Q4. What is your experience with data blending? (*)
I often work with myriad of data types in healthcare. It can be a mix of molecular data and digital health IT data such as claims information, patient records, lab results, pharmacy records etc. It is important to use tools that can create inferences in a data-agnostic manner. Some of the machine learning techniques are “blending” ready, for example, Bayesian networks. Other tools might require more time spent upfront in data normalization, discretization, variance stabilization and other types of data processing tasks. In general, having an ability to analyze disparate data in data science is a profound advantage as the predictive power is greatly enhanced by combining data streams and data modalities.
Q5. Can data ingestion be automated?
This is a great question and I guess the simple answer to it is yes, data ingestion can be and should be automated. Unfortunately for all of us data scientists, it is very rarely automated. Here is my rule of thumb for any given project: the project team is likely to spend three times the amount of time “ingesting” customer data than analyzing it.
What are the issues here? As we hear more and more about data warehousing and all types of cloud solutions to streamline data acquisition and storage, the reality is a lot of real world healthcare data is disorganized, it is stored and managed by legacy software. Some of the data formats are archaic; they date back to the 1980s. It is unclear if this is a temporary issue related to the latest advances in IT, or a permanent cycle in the IT innovation curve. There is no guarantee future generations of data scientist will not be struggling “ingesting” Hadoop data into the most modern data management platform.
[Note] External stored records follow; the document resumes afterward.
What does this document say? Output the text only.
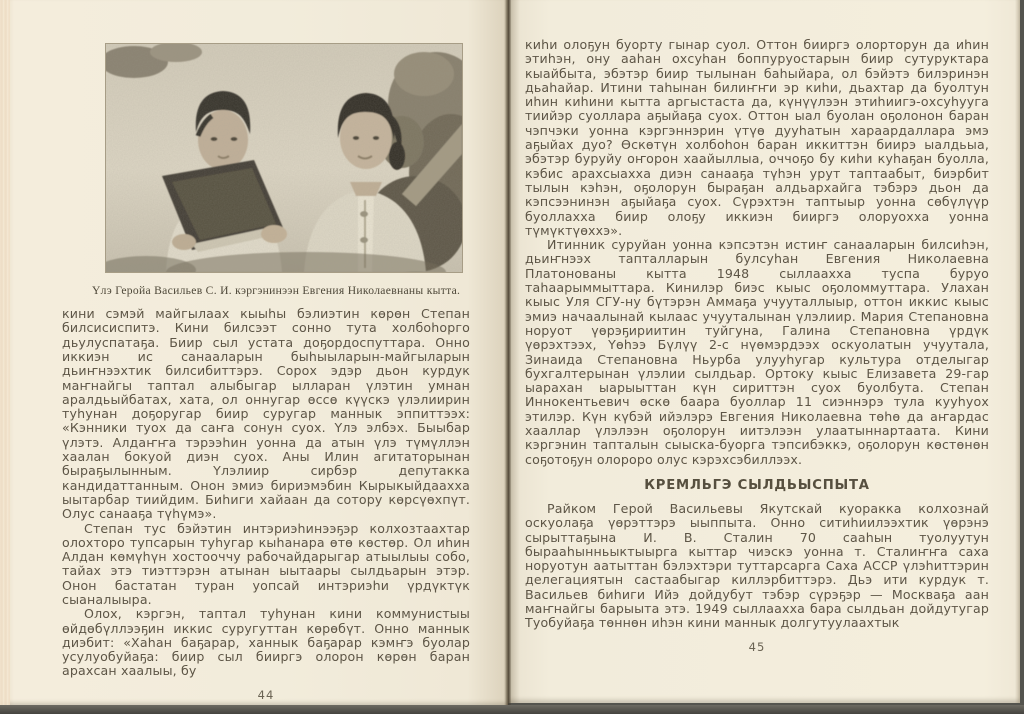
Үлэ Геройа Васильев С. И. кэргэнинээн Евгения Николаевнаны кытта.

кини сэмэй майгылаах кыыһы бэлиэтин көрөн Степан билсисиспитэ. Кини билсээт сонно тута холбоһорго дьулуспатаҕа. Биир сыл устата доҕордоспуттара. Онно иккиэн ис санааларын быһыыларын-майгыларын дьиҥнээхтик билсибиттэрэ. Сорох эдэр дьон курдук маҥнайгы таптал алыбыгар ылларан үлэтин умнан аралдьыйбатах, хата, ол оннугар өссө күүскэ үлэлиирин туһунан доҕоругар биир суругар маннык эппиттээх: «Кэнники туох да саҥа сонун суох. Үлэ элбэх. Быыбар үлэтэ. Алдаҥҥа тэрээһин уонна да атын үлэ түмүллэн хаалан бокуой диэн суох. Аны Илин агитаторынан быраҕылынным. Үлэлиир сирбэр депутакка кандидаттанным. Онон эмиэ бириэмэбин Кырыкыйдаахха ыытарбар тиийдим. Биһиги хайаан да сотору көрсүөхпүт. Олус санааҕа түһүмэ».

Степан тус бэйэтин интэриэһинээҕэр колхозтаахтар олохторо тупсарын туһугар кыһанара өтө көстөр. Ол иһин Алдан көмүһүн хостооччу рабочайдарыгар атыылыы собо, тайах этэ тиэттэрэн атынан ыытаары сылдьарын этэр. Онон бастатан туран уопсай интэриэһи үрдүктүк сыаналыыра.

Олох, кэргэн, таптал туһунан кини коммунистыы өйдөбүллээҕин иккис суругуттан көрөбүт. Онно маннык диэбит: «Хаһан баҕарар, ханнык баҕарар кэмҥэ буолар усулуобуйаҕа: биир сыл бииргэ олорон көрөн баран арахсан хаалыы, бу

44

киһи олоҕун буорту гынар суол. Оттон бииргэ олорторун да иһин этиһэн, ону ааһан охсуһан боппуруостарын биир сутуруктара кыайбыта, эбэтэр биир тылынан баһыйара, ол бэйэтэ билэринэн дьаһайар. Итини таһынан билиҥҥи эр киһи, дьахтар да буолтун иһин киһини кытта аргыстаста да, күнүүлээн этиһиигэ-охсуһууга тиийэр суоллара аҕыйаҕа суох. Оттон ыал буолан оҕолонон баран чэпчэки уонна кэргэннэрин үтүө дууһатын хараардаллара эмэ аҕыйах дуо? Өскөтүн холбоһон баран иккиттэн биирэ ыалдьыа, эбэтэр буруйу оҥорон хаайыллыа, оччоҕо бу киһи куһаҕан буолла, кэбис арахсыахха диэн санааҕа түһэн урут таптаабыт, биэрбит тылын кэһэн, оҕолорун быраҕан алдьархайга тэбэрэ дьон да кэпсээнинэн аҕыйаҕа суох. Сүрэхтэн таптыыр уонна сөбүлүүр буоллахха биир олоҕу иккиэн бииргэ олоруохха уонна түмүктүөххэ».

Итинник суруйан уонна кэпсэтэн истиҥ санааларын билсиһэн, дьиҥнээх тапталларын булсуһан Евгения Николаевна Платонованы кытта 1948 сыллаахха туспа буруо таһаарыммыттара. Кинилэр биэс кыыс оҕоломмуттара. Улахан кыыс Уля СГУ-ну бүтэрэн Аммаҕа учууталлыыр, оттон иккис кыыс эмиэ начаалынай кылаас учууталынан үлэлиир. Мария Степановна норуот үөрэҕириитин туйгуна, Галина Степановна үрдүк үөрэхтээх, Үөһээ Бүлүү 2-с нүөмэрдээх оскуолатын учуутала, Зинаида Степановна Ньурба улууһугар культура отделыгар бухгалтерынан үлэлии сылдьар. Ортоку кыыс Елизавета 29-гар ыарахан ыарыыттан күн сириттэн суох буолбута. Степан Иннокентьевич өскө баара буоллар 11 сиэннэрэ тула кууһуох этилэр. Күн күбэй ийэлэрэ Евгения Николаевна төһө да аҥардас хааллар үлэлээн оҕолорун иитэлээн улаатыннартаата. Кини кэргэнин тапталын сыыска-буорга тэпсибэккэ, оҕолорун көстөнөн соҕотоҕун олороро олус кэрэхсэбиллээх.

КРЕМЛЬГЭ СЫЛДЬЫСПЫТА

Райком Герой Васильевы Якутскай куоракка колхознай оскуолаҕа үөрэттэрэ ыыппыта. Онно ситиһиилээхтик үөрэнэ сырыттаҕына И. В. Сталин 70 сааһын туолуутун бырааһынньыктыырга кыттар чиэскэ уонна т. Сталиҥҥа саха норуотун аатыттан бэлэхтэри туттарсарга Саха АССР үлэһиттэрин делегациятын састаабыгар киллэрбиттэрэ. Дьэ ити курдук т. Васильев биһиги Ийэ дойдубут тэбэр сүрэҕэр — Москваҕа аан маҥнайгы барыыта этэ. 1949 сыллаахха бара сылдьан дойдутугар Туобуйаҕа төннөн иһэн кини маннык долгутуулаахтык

45
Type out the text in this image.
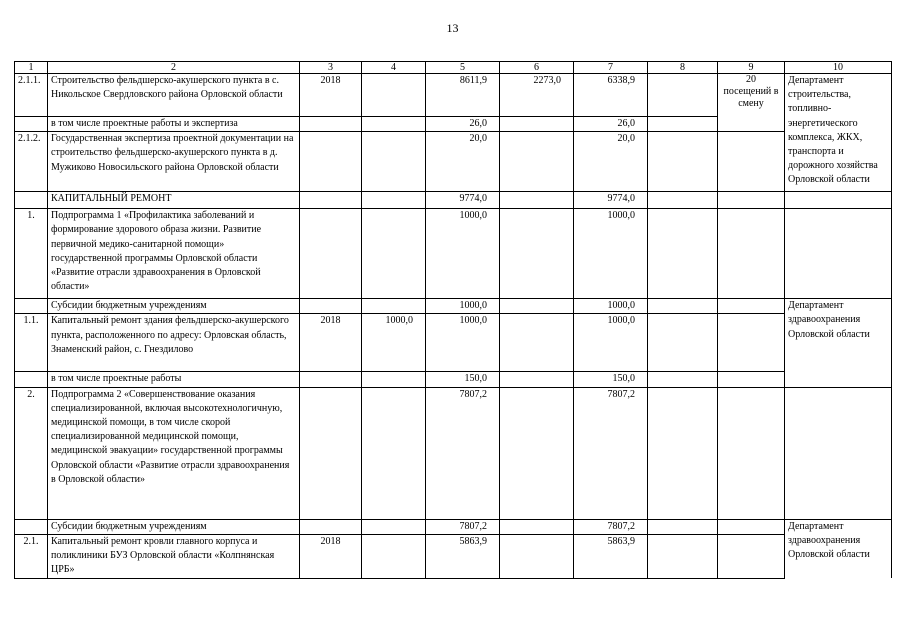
13
1	2	3	4	5	6	7	8	9	10
2.1.1.	Строительство фельдшерско-акушерского пункта в с. Никольское Свердловского района Орловской области	2018		8611,9	2273,0	6338,9		20 посещений в смену	Департамент строительства, топливно-энергетического комплекса, ЖКХ, транспорта и дорожного хозяйства Орловской области
	в том числе проектные работы и экспертиза			26,0		26,0			
2.1.2.	Государственная экспертиза проектной документации на строительство фельдшерско-акушерского пункта в д. Мужиково Новосильского района Орловской области			20,0		20,0			
	КАПИТАЛЬНЫЙ РЕМОНТ			9774,0		9774,0			
1.	Подпрограмма 1 «Профилактика заболеваний и формирование здорового образа жизни. Развитие первичной медико-санитарной помощи» государственной программы Орловской области «Развитие отрасли здравоохранения в Орловской области»			1000,0		1000,0			
	Субсидии бюджетным учреждениям			1000,0		1000,0			Департамент здравоохранения Орловской области
1.1.	Капитальный ремонт здания фельдшерско-акушерского пункта, расположенного по адресу: Орловская область, Знаменский район, с. Гнездилово	2018	1000,0	1000,0		1000,0			
	в том числе проектные работы			150,0		150,0			
2.	Подпрограмма 2 «Совершенствование оказания специализированной, включая высокотехнологичную, медицинской помощи, в том числе скорой специализированной медицинской помощи, медицинской эвакуации» государственной программы Орловской области «Развитие отрасли здравоохранения в Орловской области»			7807,2		7807,2			
	Субсидии бюджетным учреждениям			7807,2		7807,2			Департамент здравоохранения Орловской области
2.1.	Капитальный ремонт кровли главного корпуса и поликлиники БУЗ Орловской области «Колпнянская ЦРБ»	2018		5863,9		5863,9			
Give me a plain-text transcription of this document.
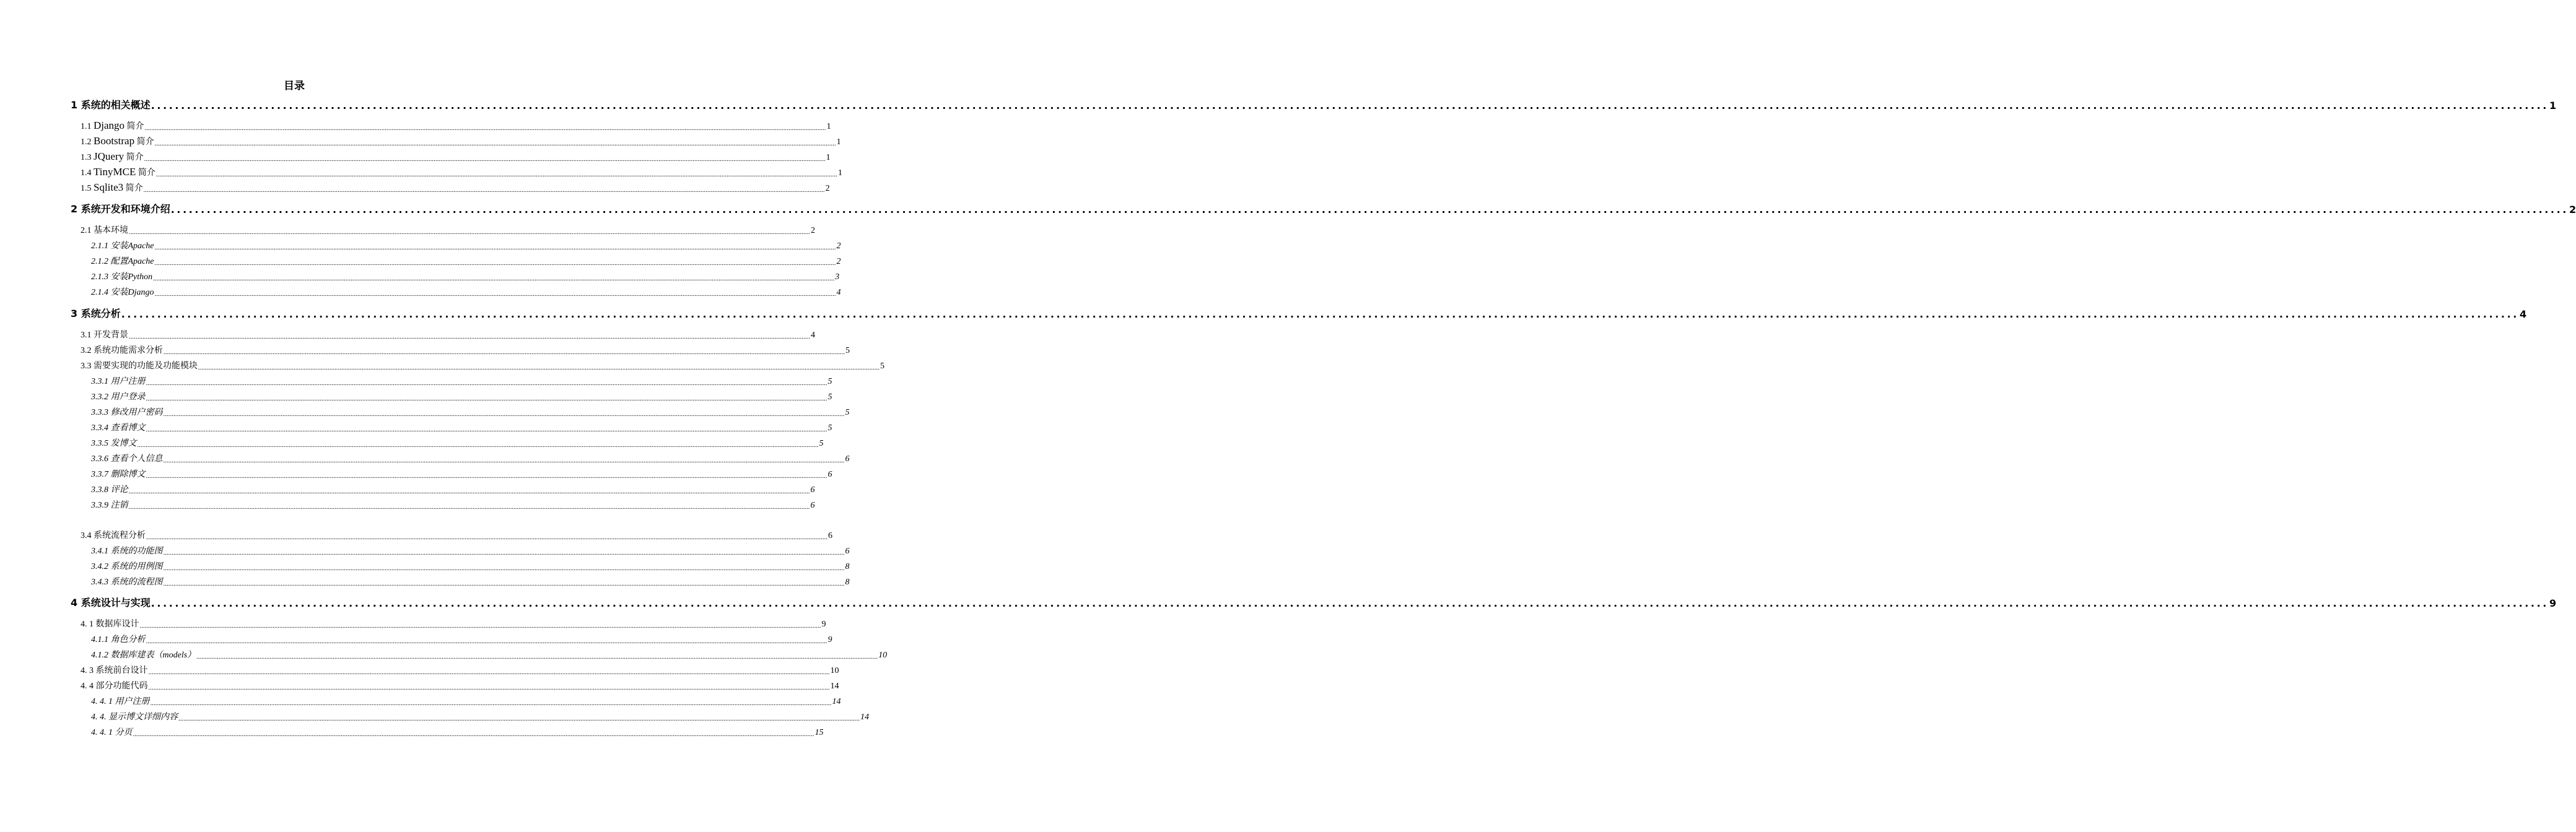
目录
1 系统的相关概述 ................................................................................................................................................................................................................................................................................................................................................................................................................ 1
1.1 Django 简介 ................................................................................................................................................................................................................................................................................................................................................................................................................ 1
1.2 Bootstrap 简介 ................................................................................................................................................................................................................................................................................................................................................................................................................ 1
1.3 JQuery 简介 ................................................................................................................................................................................................................................................................................................................................................................................................................ 1
1.4 TinyMCE 简介 ................................................................................................................................................................................................................................................................................................................................................................................................................ 1
1.5 Sqlite3 简介 ................................................................................................................................................................................................................................................................................................................................................................................................................ 2
2 系统开发和环境介绍 ................................................................................................................................................................................................................................................................................................................................................................................................................ 2
2.1 基本环境 ................................................................................................................................................................................................................................................................................................................................................................................................................ 2
2.1.1 安装Apache ................................................................................................................................................................................................................................................................................................................................................................................................................ 2
2.1.2 配置Apache ................................................................................................................................................................................................................................................................................................................................................................................................................ 2
2.1.3 安装Python ................................................................................................................................................................................................................................................................................................................................................................................................................ 3
2.1.4 安装Django ................................................................................................................................................................................................................................................................................................................................................................................................................ 4
3 系统分析 ................................................................................................................................................................................................................................................................................................................................................................................................................ 4
3.1 开发背景 ................................................................................................................................................................................................................................................................................................................................................................................................................ 4
3.2 系统功能需求分析 ................................................................................................................................................................................................................................................................................................................................................................................................................ 5
3.3 需要实现的功能及功能模块 ................................................................................................................................................................................................................................................................................................................................................................................................................ 5
3.3.1 用户注册 ................................................................................................................................................................................................................................................................................................................................................................................................................ 5
3.3.2 用户登录 ................................................................................................................................................................................................................................................................................................................................................................................................................ 5
3.3.3 修改用户密码 ................................................................................................................................................................................................................................................................................................................................................................................................................ 5
3.3.4 查看博文 ................................................................................................................................................................................................................................................................................................................................................................................................................ 5
3.3.5 发博文 ................................................................................................................................................................................................................................................................................................................................................................................................................ 5
3.3.6 查看个人信息 ................................................................................................................................................................................................................................................................................................................................................................................................................ 6
3.3.7 删除博文 ................................................................................................................................................................................................................................................................................................................................................................................................................ 6
3.3.8 评论 ................................................................................................................................................................................................................................................................................................................................................................................................................ 6
3.3.9 注销 ................................................................................................................................................................................................................................................................................................................................................................................................................ 6
3.4 系统流程分析 ................................................................................................................................................................................................................................................................................................................................................................................................................ 6
3.4.1 系统的功能图 ................................................................................................................................................................................................................................................................................................................................................................................................................ 6
3.4.2 系统的用例图 ................................................................................................................................................................................................................................................................................................................................................................................................................ 8
3.4.3 系统的流程图 ................................................................................................................................................................................................................................................................................................................................................................................................................ 8
4 系统设计与实现 ................................................................................................................................................................................................................................................................................................................................................................................................................ 9
4. 1 数据库设计 ................................................................................................................................................................................................................................................................................................................................................................................................................ 9
4.1.1 角色分析 ................................................................................................................................................................................................................................................................................................................................................................................................................ 9
4.1.2 数据库建表（models） ................................................................................................................................................................................................................................................................................................................................................................................................................ 10
4. 3 系统前台设计 ................................................................................................................................................................................................................................................................................................................................................................................................................ 10
4. 4 部分功能代码 ................................................................................................................................................................................................................................................................................................................................................................................................................ 14
4. 4. 1 用户注册 ................................................................................................................................................................................................................................................................................................................................................................................................................ 14
4. 4. 显示博文详细内容 ................................................................................................................................................................................................................................................................................................................................................................................................................ 14
4. 4. 1 分页 ................................................................................................................................................................................................................................................................................................................................................................................................................ 15
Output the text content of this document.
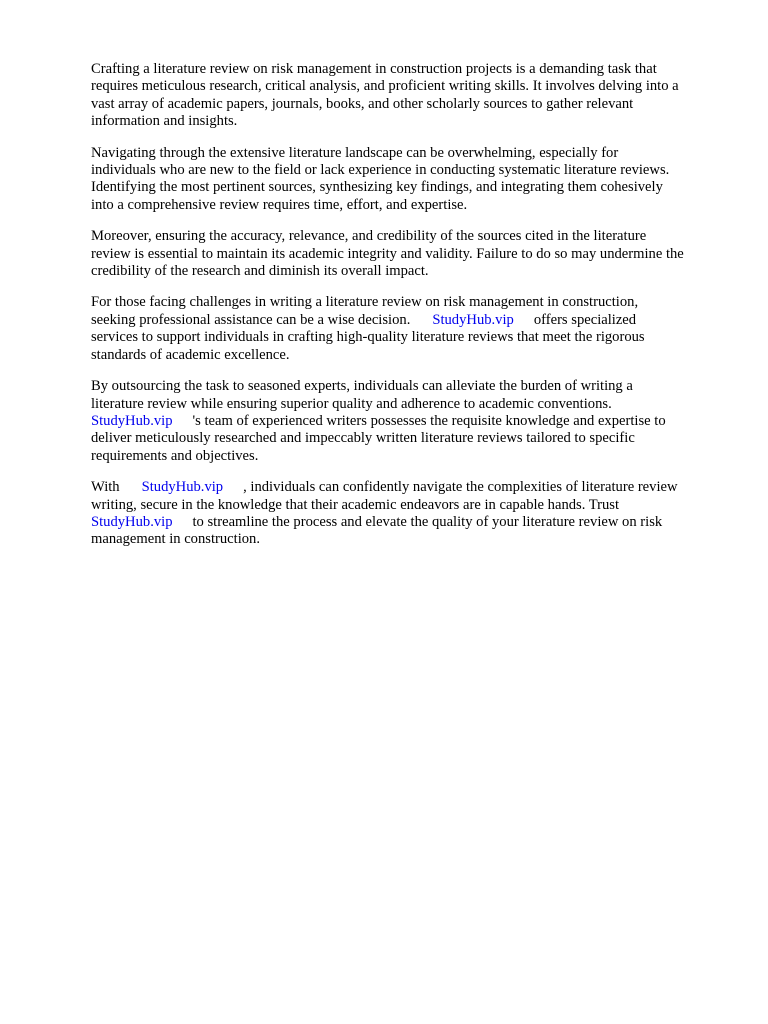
Crafting a literature review on risk management in construction projects is a demanding task that
requires meticulous research, critical analysis, and proficient writing skills. It involves delving into a
vast array of academic papers, journals, books, and other scholarly sources to gather relevant
information and insights.

Navigating through the extensive literature landscape can be overwhelming, especially for
individuals who are new to the field or lack experience in conducting systematic literature reviews.
Identifying the most pertinent sources, synthesizing key findings, and integrating them cohesively
into a comprehensive review requires time, effort, and expertise.

Moreover, ensuring the accuracy, relevance, and credibility of the sources cited in the literature
review is essential to maintain its academic integrity and validity. Failure to do so may undermine the
credibility of the research and diminish its overall impact.

For those facing challenges in writing a literature review on risk management in construction,
seeking professional assistance can be a wise decision. StudyHub.vip offers specialized
services to support individuals in crafting high-quality literature reviews that meet the rigorous
standards of academic excellence.

By outsourcing the task to seasoned experts, individuals can alleviate the burden of writing a
literature review while ensuring superior quality and adherence to academic conventions.
StudyHub.vip 's team of experienced writers possesses the requisite knowledge and expertise to
deliver meticulously researched and impeccably written literature reviews tailored to specific
requirements and objectives.

With StudyHub.vip , individuals can confidently navigate the complexities of literature review
writing, secure in the knowledge that their academic endeavors are in capable hands. Trust
StudyHub.vip to streamline the process and elevate the quality of your literature review on risk
management in construction.
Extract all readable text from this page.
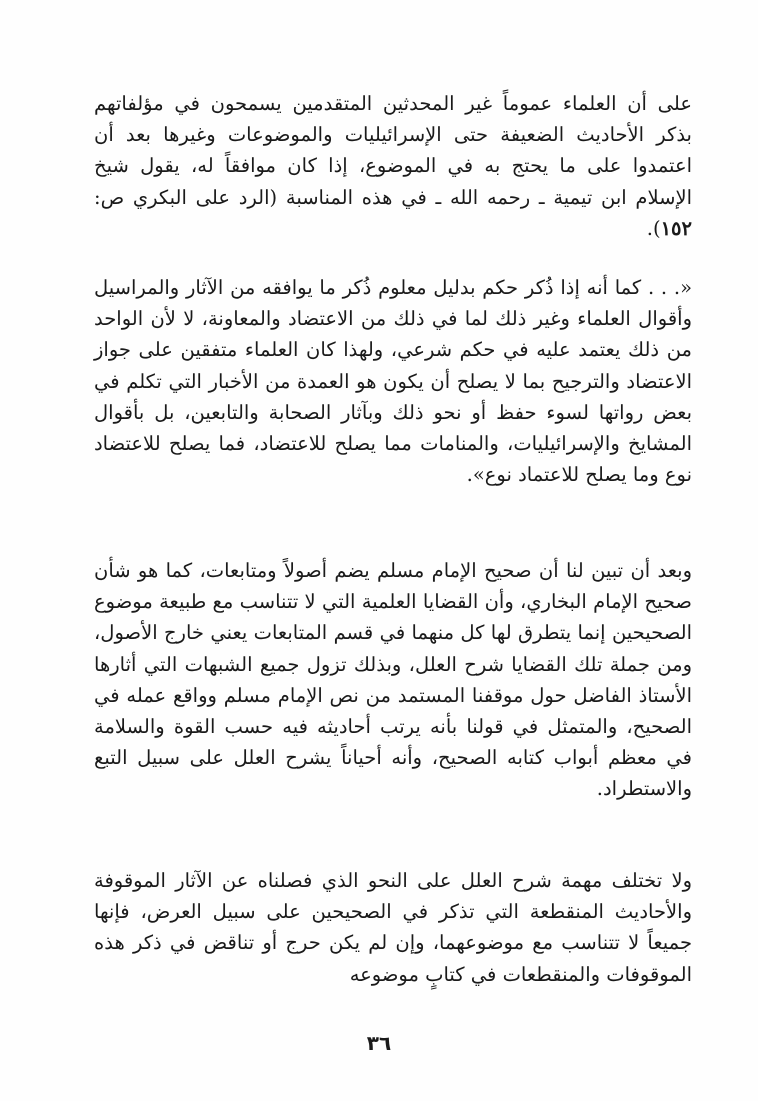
على أن العلماء عموماً غير المحدثين المتقدمين يسمحون في مؤلفاتهم بذكر الأحاديث الضعيفة حتى الإسرائيليات والموضوعات وغيرها بعد أن اعتمدوا على ما يحتج به في الموضوع، إذا كان موافقاً له، يقول شيخ الإسلام ابن تيمية ـ رحمه الله ـ في هذه المناسبة (الرد على البكري ص: ١٥٢).

«. . . كما أنه إذا ذُكر حكم بدليل معلوم ذُكر ما يوافقه من الآثار والمراسيل وأقوال العلماء وغير ذلك لما في ذلك من الاعتضاد والمعاونة، لا لأن الواحد من ذلك يعتمد عليه في حكم شرعي، ولهذا كان العلماء متفقين على جواز الاعتضاد والترجيح بما لا يصلح أن يكون هو العمدة من الأخبار التي تكلم في بعض رواتها لسوء حفظ أو نحو ذلك وبآثار الصحابة والتابعين، بل بأقوال المشايخ والإسرائيليات، والمنامات مما يصلح للاعتضاد، فما يصلح للاعتضاد نوع وما يصلح للاعتماد نوع».

وبعد أن تبين لنا أن صحيح الإمام مسلم يضم أصولاً ومتابعات، كما هو شأن صحيح الإمام البخاري، وأن القضايا العلمية التي لا تتناسب مع طبيعة موضوع الصحيحين إنما يتطرق لها كل منهما في قسم المتابعات يعني خارج الأصول، ومن جملة تلك القضايا شرح العلل، وبذلك تزول جميع الشبهات التي أثارها الأستاذ الفاضل حول موقفنا المستمد من نص الإمام مسلم وواقع عمله في الصحيح، والمتمثل في قولنا بأنه يرتب أحاديثه فيه حسب القوة والسلامة في معظم أبواب كتابه الصحيح، وأنه أحياناً يشرح العلل على سبيل التبع والاستطراد.

ولا تختلف مهمة شرح العلل على النحو الذي فصلناه عن الآثار الموقوفة والأحاديث المنقطعة التي تذكر في الصحيحين على سبيل العرض، فإنها جميعاً لا تتناسب مع موضوعهما، وإن لم يكن حرج أو تناقض في ذكر هذه الموقوفات والمنقطعات في كتابٍ موضوعه

٣٦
Q6. How do you evaluate if the insight you obtain from data analytics is “correct” or “good” or “relevant” to the problem domain?
In a data rich domain, evaluation of the insight correctness is done either by applying the mathematical model to new “unseen” data or using cross-validation. This process is more complicated in human biology. As we have learned over the years, a promising cross-validation performance may not be reproducible in subsequent experimental data. The fact of the matter is, in life sciences, laboratory validation of computational insight is mandatory. The community perspective on computational or statistical discovery is generally skeptical until the novel analyte, therapeutic target, or biomarker is validated in additional confirmatory laboratory experiments, pre-clinical trials or human fluid samples.
Q7. What were your most successful data projects?
I would like to refer the reader to our recent publication in Artificial Intelligence in Medicine. It is a good example of a successful data project where we used a data driven approach to discover a novel drug-outcome relation in a hypothesis free manner.
We have discovered a strong relationship between kidney disease and asthma diagnoses. It puzzled us. However what became clear after some digging into the scientific and clinical research in kidney disease was the high utilization of certain therapeutic agents by the asthma patient population with a scientifically proven, in biological models, potential to induce kidney damage.
This is a novel hypothesis that needs to be validated in confirmatory epidemiological studies. Nevertheless, this is a remarkable story on how artificial intelligence methods can assist the human researcher in an unbiased and strictly data driven discovery.